L’objectif est de renforcer les capacités de ces acteurs sur les questions liées au genre, aux droits de la femme et aux approches favorisant une gouvernance locale inclusive. Il est aussi question de contribuer à une meilleure prise en compte des besoins et aspirations des femmes et des jeunes filles dans les processus de prise de décision et de développement au niveau local.
Les participants ont suivi des communications sur l’approche transformatrice de genre, femmes et droits, stratégie pour un renforcement de l’égalité, de l’équité et du leadership des jeunes filles. Des exercices pratiques sur les outils d’analyse genre ainsi qu’un diagnostic des cadres et espaces existants dans la commune Zio1 en matière d’égalité des sexes, ont été abordés. D’autres exercices ont concerné l’identification des défis et obstacles liés à la mise en œuvre des mesures existantes, la valorisation des bonnes pratiques, l’analyse des forces, faiblesses, opportunités et menaces des dispositifs en place.

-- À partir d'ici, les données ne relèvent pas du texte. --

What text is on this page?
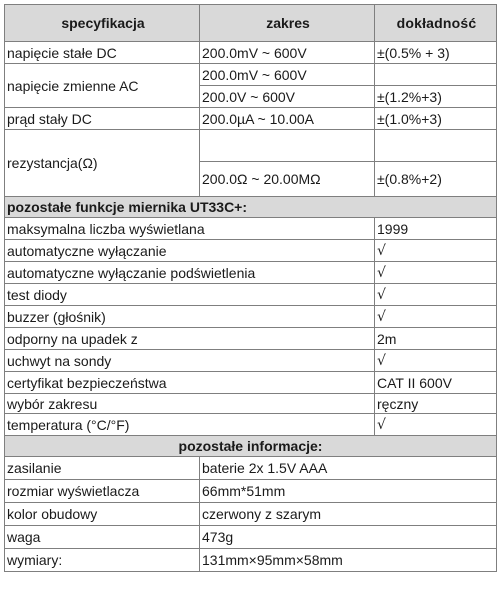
specyfikacja	zakres	dokładność
napięcie stałe DC	200.0mV ~ 600V	±(0.5% + 3)
napięcie zmienne AC	200.0mV ~ 600V	
	200.0V ~ 600V	±(1.2%+3)
prąd stały DC	200.0µA ~ 10.00A	±(1.0%+3)
rezystancja(Ω)		
	200.0Ω ~ 20.00MΩ	±(0.8%+2)
pozostałe funkcje miernika UT33C+:		
maksymalna liczba wyświetlana		1999
automatyczne wyłączanie		√
automatyczne wyłączanie podświetlenia		√
test diody		√
buzzer (głośnik)		√
odporny na upadek z		2m
uchwyt na sondy		√
certyfikat bezpieczeństwa		CAT II 600V
wybór zakresu		ręczny
temperatura (°C/°F)		√
pozostałe informacje:		
zasilanie	baterie 2x 1.5V AAA	
rozmiar wyświetlacza	66mm*51mm	
kolor obudowy	czerwony z szarym	
waga	473g	
wymiary:	131mm×95mm×58mm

Les différents acteurs ont échangé leurs expériences en matière de mise en œuvre et de suivi des actions de développement.
Le directeur préfectoral du Genre de Zio, Adjamagbo Kossi, a souligné que la prise en compte effective du genre dans les politiques et programmes locaux constitue une condition essentielle pour un développement durable et participatif.
La représentante de la cheffe du projet « DeZon », Mme Gbogbotsi Abra Nadège a précisé que ce projet contribue à l’amélioration des conditions institutionnelles de réduction des inégalités et des discriminations à l’égard des femmes et des jeunes filles.
Le maire de la commune Zio 1, Dr Atatsi Ayawo, a indiqué que malgré les avancées enregistrées, les femmes demeurent sous-représentées dans les instances de décision. Il a invité tous les acteurs à soutenir le projet pour améliorer les conditions de vie, notamment pour les femmes et les jeunes filles.